How to perform Naukasana? Looking for some help on key points! Here i will mention some quick hints on how to build Naukasana.
- The asana is performed in the seated position, hence attain dandasana as the base position from where to develop the posture.
- Keep the legs taut and torso erect, hands placed on either sides by the hips.
- Now cup your fingers on either, sides of the hips and while gaining support with the hands, start leaning backward with the torso while balancing on the sitting bones. Stop as you reach approximately 45 degrees from the floor.
- Check how your abdomen muscles gets engaged in resisting the pull of gravity on the torso. This is the key to strengthen the muscles in a yogic workout.
- Now bend both the knees and flex the hips. Try lifting the feet of the floor while maintaining the balance on the hips. You can use your big toe as the supporting axis for the legs, by touching them on the floor.
- Then take a deep breath in and while holding the breath, contract the thighs lifting the feet of the floor and straightening the legs in the knees. Check your progress in this and keep your hands on the floor for a support.
- Your thighs and hip flexors will become immensely tensed in the process this will become the key point of their toning and strengthening. If they allow, bring your feet up above the level of your forehead, infront. Use your breath naturally to maintain the hold.
- Now finally raise the arms straight by the side in line with the body pointing towards the feet just like the paddle of boat. Breath naturally and hold the posture minimum for 15 seconds.
- The while releasing, exhale in a controlled rythm and start loosening the muscles of legs, arms and abdomen while coming back to dandasana.

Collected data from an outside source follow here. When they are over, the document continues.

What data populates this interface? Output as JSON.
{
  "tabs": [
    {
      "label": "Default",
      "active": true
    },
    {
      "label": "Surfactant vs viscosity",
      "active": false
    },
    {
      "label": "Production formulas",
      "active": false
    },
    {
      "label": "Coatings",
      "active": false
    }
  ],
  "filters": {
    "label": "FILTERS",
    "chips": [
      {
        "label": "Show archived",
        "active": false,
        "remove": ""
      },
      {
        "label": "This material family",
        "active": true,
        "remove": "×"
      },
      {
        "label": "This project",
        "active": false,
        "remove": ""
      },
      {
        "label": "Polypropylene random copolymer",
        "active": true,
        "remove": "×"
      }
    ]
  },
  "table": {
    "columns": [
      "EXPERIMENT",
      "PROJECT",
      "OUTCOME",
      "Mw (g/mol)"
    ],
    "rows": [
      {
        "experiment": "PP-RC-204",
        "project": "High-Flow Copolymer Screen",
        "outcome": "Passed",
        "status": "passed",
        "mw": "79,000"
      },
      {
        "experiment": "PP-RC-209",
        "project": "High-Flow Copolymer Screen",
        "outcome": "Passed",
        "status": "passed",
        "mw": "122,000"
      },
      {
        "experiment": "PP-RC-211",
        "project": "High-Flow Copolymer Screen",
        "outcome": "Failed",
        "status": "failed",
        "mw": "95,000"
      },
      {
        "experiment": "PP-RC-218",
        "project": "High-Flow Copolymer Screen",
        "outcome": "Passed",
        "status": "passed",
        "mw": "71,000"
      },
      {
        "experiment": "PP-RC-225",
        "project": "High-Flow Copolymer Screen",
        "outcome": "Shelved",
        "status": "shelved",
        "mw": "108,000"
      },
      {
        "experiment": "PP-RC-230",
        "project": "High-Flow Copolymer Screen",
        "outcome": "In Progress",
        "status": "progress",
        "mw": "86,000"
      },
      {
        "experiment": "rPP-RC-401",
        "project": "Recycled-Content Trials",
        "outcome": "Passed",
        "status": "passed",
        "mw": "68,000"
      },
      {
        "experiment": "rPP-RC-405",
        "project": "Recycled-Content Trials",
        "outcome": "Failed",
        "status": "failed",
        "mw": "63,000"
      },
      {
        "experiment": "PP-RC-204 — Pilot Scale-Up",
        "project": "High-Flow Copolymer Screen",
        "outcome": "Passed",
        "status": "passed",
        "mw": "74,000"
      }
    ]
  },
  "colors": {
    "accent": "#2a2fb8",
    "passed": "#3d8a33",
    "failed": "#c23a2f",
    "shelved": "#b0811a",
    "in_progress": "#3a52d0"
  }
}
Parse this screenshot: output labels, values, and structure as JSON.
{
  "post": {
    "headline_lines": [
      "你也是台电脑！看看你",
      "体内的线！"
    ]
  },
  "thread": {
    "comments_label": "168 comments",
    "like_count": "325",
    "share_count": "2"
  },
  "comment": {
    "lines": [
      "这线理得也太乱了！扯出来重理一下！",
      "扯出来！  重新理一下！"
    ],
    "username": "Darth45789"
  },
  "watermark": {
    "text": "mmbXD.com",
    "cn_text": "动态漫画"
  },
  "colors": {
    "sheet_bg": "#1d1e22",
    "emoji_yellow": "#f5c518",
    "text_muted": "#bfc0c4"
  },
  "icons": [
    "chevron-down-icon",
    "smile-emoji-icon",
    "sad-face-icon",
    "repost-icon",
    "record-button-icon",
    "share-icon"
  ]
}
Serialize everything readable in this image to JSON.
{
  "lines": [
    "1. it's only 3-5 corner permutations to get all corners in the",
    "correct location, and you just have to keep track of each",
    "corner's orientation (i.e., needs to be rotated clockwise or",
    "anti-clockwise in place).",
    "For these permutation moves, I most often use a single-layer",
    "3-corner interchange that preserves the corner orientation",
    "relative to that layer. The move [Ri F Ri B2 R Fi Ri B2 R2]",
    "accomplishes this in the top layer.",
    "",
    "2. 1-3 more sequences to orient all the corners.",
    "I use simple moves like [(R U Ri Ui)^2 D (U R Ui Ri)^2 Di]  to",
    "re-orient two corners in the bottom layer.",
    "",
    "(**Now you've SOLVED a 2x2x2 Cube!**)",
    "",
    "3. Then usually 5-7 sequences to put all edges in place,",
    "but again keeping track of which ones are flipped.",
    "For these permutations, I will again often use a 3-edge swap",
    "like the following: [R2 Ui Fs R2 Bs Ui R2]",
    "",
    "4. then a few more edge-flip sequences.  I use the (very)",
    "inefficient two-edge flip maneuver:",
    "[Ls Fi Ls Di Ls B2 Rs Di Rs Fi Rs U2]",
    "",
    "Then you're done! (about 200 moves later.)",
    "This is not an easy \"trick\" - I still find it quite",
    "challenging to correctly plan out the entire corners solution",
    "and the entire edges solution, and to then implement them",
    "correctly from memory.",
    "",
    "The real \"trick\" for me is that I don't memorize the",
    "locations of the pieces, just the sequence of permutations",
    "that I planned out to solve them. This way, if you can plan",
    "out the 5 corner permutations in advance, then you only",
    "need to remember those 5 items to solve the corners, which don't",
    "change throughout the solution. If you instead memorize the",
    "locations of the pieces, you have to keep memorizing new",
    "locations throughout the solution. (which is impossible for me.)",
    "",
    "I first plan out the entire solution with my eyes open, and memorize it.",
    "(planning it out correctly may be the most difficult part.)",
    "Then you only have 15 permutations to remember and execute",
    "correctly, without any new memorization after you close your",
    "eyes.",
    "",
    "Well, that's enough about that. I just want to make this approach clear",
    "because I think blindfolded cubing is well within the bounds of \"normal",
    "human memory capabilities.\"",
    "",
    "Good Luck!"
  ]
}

Repeat this asana for 3 times.
Benefits of Naukasana yoga, Benefits and Steps
- It gives extreme toning to the abdominal organs, bringing vitality in the process of digestion and absorption of nutrition.
- It employs the 4 pairs of muscles in the abdominal region and is also having some rejuvenating effect on the relationship of Psoas and Illiacus which are two major muscles involved in most of our movements and posture.
- Rejuvenates the digestive mechanism, relieves constipation and ensures a strong metabolism.